This Project funded by Misean Cara is conceived as the follow up to the project Strengthening Bolivia’s civil society in the context of the Universal Periodic Review (UPR)” run in Bolivia in 2018-2019 by FMSI, International Catholic Center of Geneva (CCIG), Edmund Rice International (ERI) with a coalition of 19 civil society actors in Bolivia. Upon the completion of that project, 45 Human Rights’ Defenders, belonging to the 19 local and international organizations that participated, were trained on UN Human Rights mechanisms for the promotion and protection of human rights, especially the UPR.
The new Project “Children’s and women’s rights in Bolivia: Follow up on the UN bodies recommendations” aims at scaling-up and further improving the situation of women and children in Bolivia, through an effective implementation of recommendations from the Universal Periodic Review (UPR) and the Committee on the Rights of the Child (CRC).
Bolivia was reviewed under the UPR in 2019 and will be reviewed by CRC in 2021. This is a unique opportunity for the Bolivian civil society (CSO) to foster the implementation of women, youth and child rights, by monitoring the 28 recommendations stemming from the lobbying of the local coalition in the first project. FMSI, CCIG, ERI worked on this new initiative on child and youth participation, gender violence and child labor. The project was approved by Misean Cara in May 2021 and will start in December 2021.

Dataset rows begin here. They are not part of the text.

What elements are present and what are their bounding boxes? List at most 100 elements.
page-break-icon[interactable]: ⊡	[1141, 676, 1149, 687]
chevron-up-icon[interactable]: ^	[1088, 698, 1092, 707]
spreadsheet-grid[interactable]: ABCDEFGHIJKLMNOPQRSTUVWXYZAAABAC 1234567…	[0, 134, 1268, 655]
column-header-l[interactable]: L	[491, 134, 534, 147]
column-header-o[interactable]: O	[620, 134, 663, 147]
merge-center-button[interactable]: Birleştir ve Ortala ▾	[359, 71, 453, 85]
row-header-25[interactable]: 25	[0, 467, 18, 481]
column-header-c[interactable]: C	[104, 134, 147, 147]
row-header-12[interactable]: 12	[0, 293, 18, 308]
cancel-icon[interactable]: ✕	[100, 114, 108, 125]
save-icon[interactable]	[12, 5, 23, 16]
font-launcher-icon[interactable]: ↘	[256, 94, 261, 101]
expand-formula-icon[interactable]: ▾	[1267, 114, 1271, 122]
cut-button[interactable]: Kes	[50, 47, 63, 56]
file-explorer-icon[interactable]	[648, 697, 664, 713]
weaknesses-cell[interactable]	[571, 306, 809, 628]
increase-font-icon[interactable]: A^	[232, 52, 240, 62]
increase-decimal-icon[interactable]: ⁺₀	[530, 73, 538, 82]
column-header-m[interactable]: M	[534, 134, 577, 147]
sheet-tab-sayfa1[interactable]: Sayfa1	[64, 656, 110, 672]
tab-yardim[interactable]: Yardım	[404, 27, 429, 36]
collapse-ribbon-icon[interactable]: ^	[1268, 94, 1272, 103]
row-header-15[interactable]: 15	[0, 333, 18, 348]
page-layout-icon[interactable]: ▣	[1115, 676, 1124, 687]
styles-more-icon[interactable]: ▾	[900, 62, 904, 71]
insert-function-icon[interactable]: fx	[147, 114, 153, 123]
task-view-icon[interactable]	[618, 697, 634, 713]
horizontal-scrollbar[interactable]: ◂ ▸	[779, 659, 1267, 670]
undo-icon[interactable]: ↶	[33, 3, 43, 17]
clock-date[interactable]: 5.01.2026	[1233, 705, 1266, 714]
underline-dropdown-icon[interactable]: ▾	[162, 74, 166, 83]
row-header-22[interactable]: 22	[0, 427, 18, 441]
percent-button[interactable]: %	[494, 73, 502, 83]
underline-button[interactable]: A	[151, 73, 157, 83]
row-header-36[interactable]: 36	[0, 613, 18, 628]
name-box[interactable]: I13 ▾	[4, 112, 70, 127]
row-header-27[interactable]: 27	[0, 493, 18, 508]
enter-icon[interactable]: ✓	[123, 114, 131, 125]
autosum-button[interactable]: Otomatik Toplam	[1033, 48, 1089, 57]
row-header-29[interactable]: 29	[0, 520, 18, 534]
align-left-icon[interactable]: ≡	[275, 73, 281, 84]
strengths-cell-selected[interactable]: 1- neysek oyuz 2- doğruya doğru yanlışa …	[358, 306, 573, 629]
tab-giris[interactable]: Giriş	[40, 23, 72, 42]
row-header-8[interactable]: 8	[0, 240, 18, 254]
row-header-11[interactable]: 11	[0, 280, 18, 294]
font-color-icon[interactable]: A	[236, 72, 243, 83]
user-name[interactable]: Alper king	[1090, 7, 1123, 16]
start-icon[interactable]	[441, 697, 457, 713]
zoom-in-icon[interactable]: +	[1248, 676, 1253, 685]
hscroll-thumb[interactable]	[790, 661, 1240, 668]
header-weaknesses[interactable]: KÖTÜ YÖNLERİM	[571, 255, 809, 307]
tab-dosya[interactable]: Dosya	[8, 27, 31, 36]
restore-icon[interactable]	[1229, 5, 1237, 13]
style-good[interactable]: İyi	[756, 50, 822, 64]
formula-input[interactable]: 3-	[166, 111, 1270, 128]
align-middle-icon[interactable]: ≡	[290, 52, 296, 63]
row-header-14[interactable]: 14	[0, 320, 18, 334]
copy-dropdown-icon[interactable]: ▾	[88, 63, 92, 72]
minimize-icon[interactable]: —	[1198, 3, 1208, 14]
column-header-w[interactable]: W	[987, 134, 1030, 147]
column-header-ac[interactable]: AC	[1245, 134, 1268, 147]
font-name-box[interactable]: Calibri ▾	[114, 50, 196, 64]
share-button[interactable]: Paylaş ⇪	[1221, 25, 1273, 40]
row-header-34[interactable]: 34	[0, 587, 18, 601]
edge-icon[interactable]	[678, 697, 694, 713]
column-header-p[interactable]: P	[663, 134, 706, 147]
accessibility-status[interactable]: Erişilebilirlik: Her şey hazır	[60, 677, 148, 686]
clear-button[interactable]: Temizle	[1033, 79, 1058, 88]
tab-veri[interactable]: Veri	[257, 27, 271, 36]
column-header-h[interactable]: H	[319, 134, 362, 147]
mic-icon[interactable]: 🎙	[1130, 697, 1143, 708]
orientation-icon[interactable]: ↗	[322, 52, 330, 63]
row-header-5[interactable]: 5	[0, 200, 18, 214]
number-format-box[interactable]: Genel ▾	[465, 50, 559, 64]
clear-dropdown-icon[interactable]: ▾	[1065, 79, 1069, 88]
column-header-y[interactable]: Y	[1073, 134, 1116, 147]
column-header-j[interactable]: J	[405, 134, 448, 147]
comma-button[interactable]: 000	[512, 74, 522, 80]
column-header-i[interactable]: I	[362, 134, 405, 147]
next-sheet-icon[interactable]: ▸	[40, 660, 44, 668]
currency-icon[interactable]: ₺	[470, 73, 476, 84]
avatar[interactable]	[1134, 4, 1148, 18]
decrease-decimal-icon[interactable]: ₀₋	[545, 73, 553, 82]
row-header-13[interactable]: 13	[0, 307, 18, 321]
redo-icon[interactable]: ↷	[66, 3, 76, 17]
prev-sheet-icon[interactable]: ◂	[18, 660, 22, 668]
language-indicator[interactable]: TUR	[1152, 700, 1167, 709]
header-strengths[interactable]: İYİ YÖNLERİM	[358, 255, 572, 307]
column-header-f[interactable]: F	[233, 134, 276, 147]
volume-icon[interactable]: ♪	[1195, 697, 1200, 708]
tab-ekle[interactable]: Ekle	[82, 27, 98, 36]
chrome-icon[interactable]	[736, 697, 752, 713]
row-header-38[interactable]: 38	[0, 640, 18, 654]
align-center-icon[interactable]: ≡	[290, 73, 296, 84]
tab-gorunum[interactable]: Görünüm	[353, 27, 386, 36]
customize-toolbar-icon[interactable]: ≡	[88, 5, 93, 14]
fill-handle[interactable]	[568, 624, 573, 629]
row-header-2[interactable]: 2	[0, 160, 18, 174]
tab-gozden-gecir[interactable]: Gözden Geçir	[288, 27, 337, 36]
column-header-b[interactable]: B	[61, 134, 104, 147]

The Project will: enable CSO to address human rights violations and evaluate the government’s compliance with human rights obligations (Outcome 1); and will allow vulnerable women and children to be more aware of their rights and be better equipped to defend them (Outcome 2).
Accordingly, the capacity of CSO representatives to monitor and follow up on international recommendations on children’s and women’s rights will be enhanced.
- Activities will include: an on-line course on how to follow up on UPR and CRC recommendations; the creation of a group of CSOs leading the monitoring activity;
- a training cycle for youth on the right to participation; awareness raising events on child rights advocacy using social media;
- collection of quantitative and qualitative data on child labor, with the support of the academia;
- education spaces to empower child workers to defend their rights and make their voices heard;
- workshops to prevent gender violence and empower victims to seek justice; informative sessions on National Law 348/2013 (violence against women).
FMSI will support the Marist Brothers Institute, in particular the Marist Province of Santa Maria de los Andes, determined to implement this project as a continuation of its multiple advocacy actions implemented in Bolivia and as a vital part of its strategic presence in South America and as a way to improve access to rights especially in favour of disadvantaged children and youth.